I want to remember finding scraps of paper and scissors on every flat surface during this season of Origami that has taken over our home. Thank you very much, Tom Angelberger. Aidan asking me to scan in his own precise directions for his version of Origami Yoda---the way he did this with more care, neatness and completeness because it was an assignment born of his own mind and heart than he ever would apply to a school assignment.

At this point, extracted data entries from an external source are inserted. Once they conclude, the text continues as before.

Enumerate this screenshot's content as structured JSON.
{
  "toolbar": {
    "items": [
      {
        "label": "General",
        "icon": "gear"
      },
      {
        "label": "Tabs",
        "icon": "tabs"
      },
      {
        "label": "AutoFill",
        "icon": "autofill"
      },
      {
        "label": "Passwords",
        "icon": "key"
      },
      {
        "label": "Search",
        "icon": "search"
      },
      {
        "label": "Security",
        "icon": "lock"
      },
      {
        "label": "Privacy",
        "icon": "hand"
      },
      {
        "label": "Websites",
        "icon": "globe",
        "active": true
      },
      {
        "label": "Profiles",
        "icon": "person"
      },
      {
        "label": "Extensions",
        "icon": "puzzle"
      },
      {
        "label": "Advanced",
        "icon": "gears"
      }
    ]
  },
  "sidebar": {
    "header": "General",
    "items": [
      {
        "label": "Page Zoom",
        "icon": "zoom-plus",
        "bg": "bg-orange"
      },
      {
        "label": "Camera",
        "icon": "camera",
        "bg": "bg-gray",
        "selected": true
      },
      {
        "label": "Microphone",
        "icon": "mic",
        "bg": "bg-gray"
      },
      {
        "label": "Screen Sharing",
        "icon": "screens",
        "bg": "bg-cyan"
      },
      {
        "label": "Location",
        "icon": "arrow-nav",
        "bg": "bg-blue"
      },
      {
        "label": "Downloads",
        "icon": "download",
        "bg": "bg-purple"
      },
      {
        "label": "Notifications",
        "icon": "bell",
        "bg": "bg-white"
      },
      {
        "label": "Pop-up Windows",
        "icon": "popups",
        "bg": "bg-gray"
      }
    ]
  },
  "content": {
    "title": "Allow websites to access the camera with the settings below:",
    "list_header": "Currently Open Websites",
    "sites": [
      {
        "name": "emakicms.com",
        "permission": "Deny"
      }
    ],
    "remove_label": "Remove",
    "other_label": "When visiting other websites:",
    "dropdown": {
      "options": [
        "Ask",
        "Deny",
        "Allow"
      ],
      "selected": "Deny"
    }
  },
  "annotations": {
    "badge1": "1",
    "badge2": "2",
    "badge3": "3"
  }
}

I want to remember the way he smiled, teasing me that he was making something just for me, and hours later presented me with my own Han Solo.
I want to remember time alone with Duke, driving me insane one minute as his sticks his nose over my hand on the keyboard, as if to say, “wouldn’t you rather play outside?” and grateful for him the next, as I kick his soccer ball across the yard and watch him pounce on it, and then bring it back to me with his tail wagging and his head held high, king of the ball once again.
I want to remember Brian calling, moving up our lunch time, and this rare respite hour in our lives, three days a week when Nolie is at preschool and we have time to eat alone together, talk uninterrupted, finish our sentences.
I want to remember the mountains’ aspen glowing in the distance, the shock of snow on the peaks, the smell of long-awaited rain on the sidewalk, Nolan’s proud cup filled with rolly pollies and the bounty he brings home from school---last week a sailboat he made and painted himself with “real tools,” then a felt mouse he filled with rice, yesterday homemade apple sauce with cinnamon, and today a silkie he dyed with marigolds, especially for his dad.
I want for so much, for things big and small. For a piano, for an empty inbox, for our basement to be magically finished. For our children to grow up strong and well-loved, for a peace-filled world to send them into, and always, for more time---time to read, to explore, to spend with my dad, to be alone. But mostly, I want to remember the light streaming in and how lovely things are, how surrounded I am by love. Not only to remember, but to see it here and now while it is right in front of me and not behind or far in the future.
This post was inspired by Katrina Kenison’s, whose was inspired by Lindsey’s from A Design So Vast, who based hers on Ali Edwards, who has inspires my memory-keeping and blogging from day one. She’s hosting a link party to those who took up her challenge to journal about what’s happening in your life today.